What else was there to do in the winter?
The days were short and the nights were long, encouraging all sorts of mischief. And there was nothing better to do. It was hard to go to town when the snowdrifts were twice as tall and you were, and just passing a window was enough to drain all warmth from your body. There was nothing growing outside, so you could no longer pick flowers and lavender and put them into your bath, pretending that you were a lady with how nice it smelled. You couldn’t even go out to look. Even in a place as familiar to you as Winterfell, spending too long outside, what with the white snow above and below and all around, could easily make one disoriented. It could make one wander off and die of exposure. So really, there was nothing better to do than spend all your time inside, with your favorite activity.
That is – what else was there to do in the winter but stalk your king?
It wasn’t like you were doing it maliciously. You loved him. What servant girl didn’t? So handsome, so quiet, so brave. A knockout. And he had rescued Winterfell and put it back in the rightful hands of the Starks, after all. Sheer luck had let you survive the other bastard’s regime, due in no small part to your incredible knack for hiding. And now that your savior had returned, named King in the North no less, you were more than willing to put your powers to good use this time.
Winter was not slowing you down any, even though it was your first. It just made you feel stir-crazy, made you go mad and reckless. In a good way, you reasoned. Because how could it be bad, following that handsome king around (you could have crowned him the King of Love and Beauty, you knew), close enough to where you could reach out and touch him, and he – simply had no idea that you were even there? Because even with your heavy furs and boots, no one, not even him, noticed you.
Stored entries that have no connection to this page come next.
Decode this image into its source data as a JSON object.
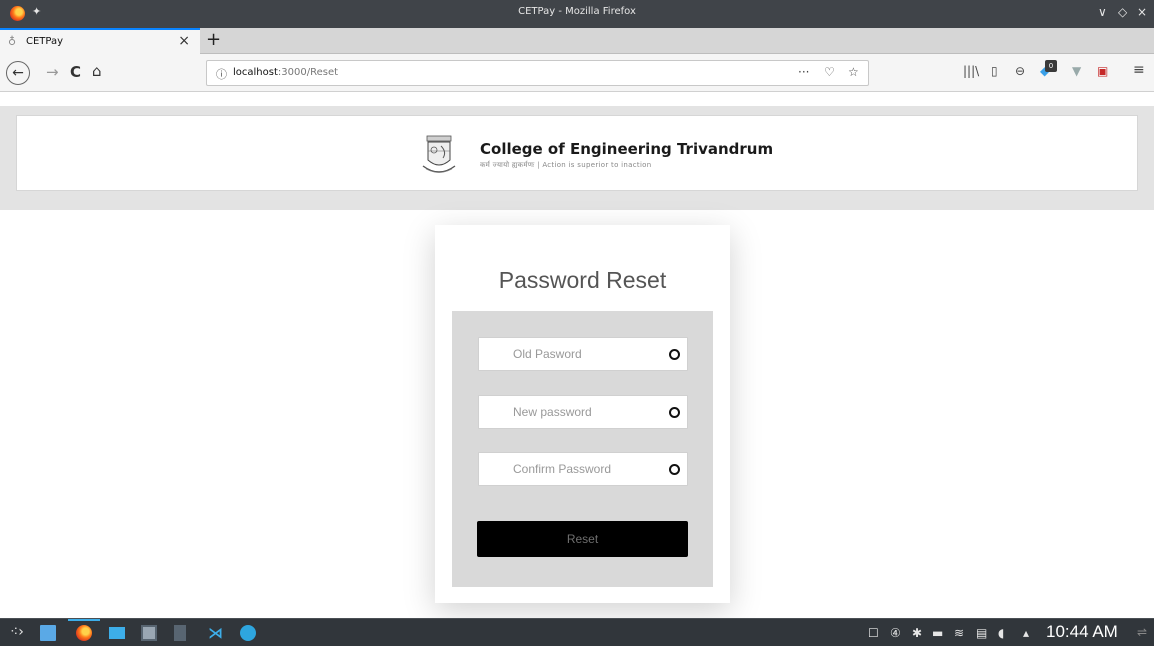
{
  "window": {
    "title": "CETPay - Mozilla Firefox",
    "minimize_glyph": "∨",
    "restore_glyph": "◇",
    "close_glyph": "×"
  },
  "tabs": [
    {
      "label": "CETPay",
      "icon": "page-icon",
      "close_glyph": "×"
    }
  ],
  "new_tab_glyph": "+",
  "nav": {
    "back_glyph": "←",
    "forward_glyph": "→",
    "reload_glyph": "C",
    "home_glyph": "⌂",
    "url_host": "localhost",
    "url_path": ":3000/Reset",
    "page_actions_glyph": "···",
    "pocket_glyph": "♡",
    "bookmark_glyph": "☆",
    "extension_badge": "0"
  },
  "header": {
    "college_name": "College of Engineering Trivandrum",
    "motto": "कर्म ज्यायो ह्यकर्मणः | Action is superior to inaction"
  },
  "form": {
    "title": "Password Reset",
    "old_password_placeholder": "Old Pasword",
    "new_password_placeholder": "New password",
    "confirm_password_placeholder": "Confirm Password",
    "submit_label": "Reset"
  },
  "taskbar": {
    "clock": "10:44 AM"
  },
  "colors": {
    "accent": "#0a84ff",
    "button_bg": "#000000",
    "panel_bg": "#d9d9d9",
    "taskbar_bg": "#31363b"
  }
}
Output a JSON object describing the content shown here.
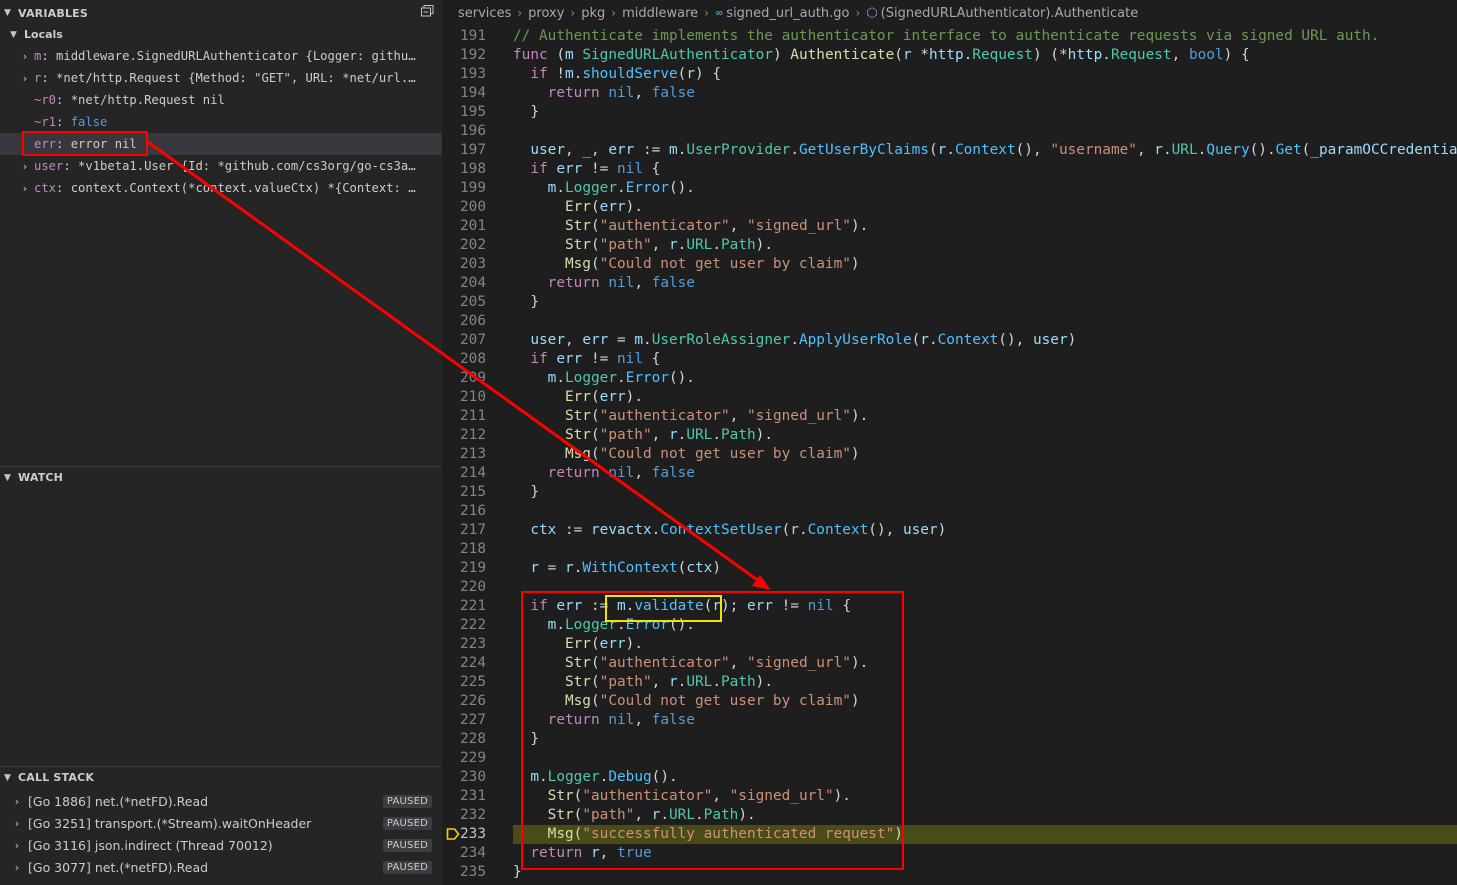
{
  "sidebar": {
    "variables_title": "VARIABLES",
    "locals_label": "Locals",
    "variables": [
      {
        "name": "m",
        "value": "middleware.SignedURLAuthenticator {Logger: githu…",
        "expandable": true
      },
      {
        "name": "r",
        "value": "*net/http.Request {Method: \"GET\", URL: *net/url.…",
        "expandable": true
      },
      {
        "name": "~r0",
        "value": "*net/http.Request nil",
        "expandable": false
      },
      {
        "name": "~r1",
        "value": "false",
        "expandable": false
      },
      {
        "name": "err",
        "value": "error nil",
        "expandable": false
      },
      {
        "name": "user",
        "value": "*v1beta1.User {Id: *github.com/cs3org/go-cs3a…",
        "expandable": true
      },
      {
        "name": "ctx",
        "value": "context.Context(*context.valueCtx) *{Context: …",
        "expandable": true
      }
    ],
    "watch_title": "WATCH",
    "callstack_title": "CALL STACK",
    "callstack": [
      {
        "label": "[Go 1886] net.(*netFD).Read",
        "status": "PAUSED"
      },
      {
        "label": "[Go 3251] transport.(*Stream).waitOnHeader",
        "status": "PAUSED"
      },
      {
        "label": "[Go 3116] json.indirect (Thread 70012)",
        "status": "PAUSED"
      },
      {
        "label": "[Go 3077] net.(*netFD).Read",
        "status": "PAUSED"
      }
    ]
  },
  "breadcrumb": [
    "services",
    "proxy",
    "pkg",
    "middleware",
    "signed_url_auth.go",
    "(SignedURLAuthenticator).Authenticate"
  ],
  "editor": {
    "current_line": "233",
    "lines": [
      {
        "n": "191",
        "t": "// Authenticate implements the authenticator interface to authenticate requests via signed URL auth."
      },
      {
        "n": "192",
        "t": "func (m SignedURLAuthenticator) Authenticate(r *http.Request) (*http.Request, bool) {"
      },
      {
        "n": "193",
        "t": "  if !m.shouldServe(r) {"
      },
      {
        "n": "194",
        "t": "    return nil, false"
      },
      {
        "n": "195",
        "t": "  }"
      },
      {
        "n": "196",
        "t": ""
      },
      {
        "n": "197",
        "t": "  user, _, err := m.UserProvider.GetUserByClaims(r.Context(), \"username\", r.URL.Query().Get(_paramOCCredential))"
      },
      {
        "n": "198",
        "t": "  if err != nil {"
      },
      {
        "n": "199",
        "t": "    m.Logger.Error()."
      },
      {
        "n": "200",
        "t": "      Err(err)."
      },
      {
        "n": "201",
        "t": "      Str(\"authenticator\", \"signed_url\")."
      },
      {
        "n": "202",
        "t": "      Str(\"path\", r.URL.Path)."
      },
      {
        "n": "203",
        "t": "      Msg(\"Could not get user by claim\")"
      },
      {
        "n": "204",
        "t": "    return nil, false"
      },
      {
        "n": "205",
        "t": "  }"
      },
      {
        "n": "206",
        "t": ""
      },
      {
        "n": "207",
        "t": "  user, err = m.UserRoleAssigner.ApplyUserRole(r.Context(), user)"
      },
      {
        "n": "208",
        "t": "  if err != nil {"
      },
      {
        "n": "209",
        "t": "    m.Logger.Error()."
      },
      {
        "n": "210",
        "t": "      Err(err)."
      },
      {
        "n": "211",
        "t": "      Str(\"authenticator\", \"signed_url\")."
      },
      {
        "n": "212",
        "t": "      Str(\"path\", r.URL.Path)."
      },
      {
        "n": "213",
        "t": "      Msg(\"Could not get user by claim\")"
      },
      {
        "n": "214",
        "t": "    return nil, false"
      },
      {
        "n": "215",
        "t": "  }"
      },
      {
        "n": "216",
        "t": ""
      },
      {
        "n": "217",
        "t": "  ctx := revactx.ContextSetUser(r.Context(), user)"
      },
      {
        "n": "218",
        "t": ""
      },
      {
        "n": "219",
        "t": "  r = r.WithContext(ctx)"
      },
      {
        "n": "220",
        "t": ""
      },
      {
        "n": "221",
        "t": "  if err := m.validate(r); err != nil {"
      },
      {
        "n": "222",
        "t": "    m.Logger.Error()."
      },
      {
        "n": "223",
        "t": "      Err(err)."
      },
      {
        "n": "224",
        "t": "      Str(\"authenticator\", \"signed_url\")."
      },
      {
        "n": "225",
        "t": "      Str(\"path\", r.URL.Path)."
      },
      {
        "n": "226",
        "t": "      Msg(\"Could not get user by claim\")"
      },
      {
        "n": "227",
        "t": "    return nil, false"
      },
      {
        "n": "228",
        "t": "  }"
      },
      {
        "n": "229",
        "t": ""
      },
      {
        "n": "230",
        "t": "  m.Logger.Debug()."
      },
      {
        "n": "231",
        "t": "    Str(\"authenticator\", \"signed_url\")."
      },
      {
        "n": "232",
        "t": "    Str(\"path\", r.URL.Path)."
      },
      {
        "n": "233",
        "t": "    Msg(\"successfully authenticated request\")"
      },
      {
        "n": "234",
        "t": "  return r, true"
      },
      {
        "n": "235",
        "t": "}"
      }
    ]
  },
  "colors": {
    "annotation_red": "#ff0000",
    "annotation_yellow": "#f2e600",
    "current_line_bg": "#4b4b18"
  }
}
Being a servant had its invisibility perks, after all. So when you had a free moment and did not feel like lounging back in your quarters, you delighted in following him around, admiring him, pretending you were his wife, following him back to his bedchambers, listening to him talk about his day in that downtrodden tone.
Of course, you didn’t have to be his wife. He was the king and could take anything he wanted from his servants, whenever he liked. You were actually rueful that you knew he was too virtuous to actually do so. The poor, noble man. You were certain that all he needed was a good, exhausting romp in bed and his mood would improve at least a little. Or make him get a good night’s sleep, warm him up.
After all – what else was there to do in the winter?
As you thought this – well – your prey was indeed suspicious of something, though he wasn’t yet sure of what.
As he walked through the halls of Winterfell, Jon Snow could have sworn someone was following him. Close enough to touch, even. But whenever he stopped and turned, no matter how abruptly, he always found himself alone. No shadow, no empty spaces where someone else should be. Just him.
It was somewhat unsettling, of course. He wondered if winter was making him go mad far too early. He was certain, so certain he was alone. And yet he could not help but feel that he had a companion, someone with a shadow that watched him all day. So it unsettled him – but he wondered if he should feel comforted, too.
…Nope. Just unsettled.
Before he could consider getting Ghost to follow alongside him, just to be sure he wasn’t going insane, he turned once more and caught an unusual bouquet of a scent. It smelled like flowers, lavender, a bizarre thing to smell in this dead season. The memory of it came automatically – before all of this madness started, he recalled some servant girl who would take baths with such things, letting them float all around her. He had seen it once by accident, had gotten so ashamedly embarrassed at the sight, and had figured that she was doing so to impress one of the boys, likely Robb.
It was an easy impulse to ignore, and yet he could not fathom why he went ahead anyway and called out your name, doubtfully, from the direction you should have been following him from.
Instead you startled him by appearing from an ostensibly impossible direction, directly in front of his path, your head bowed respectfully as you asked, “Yes, my king?”
…Admittedly, the look on his face was well worth the trouble it took to follow him so carefully.
But what else was there to do in the winter?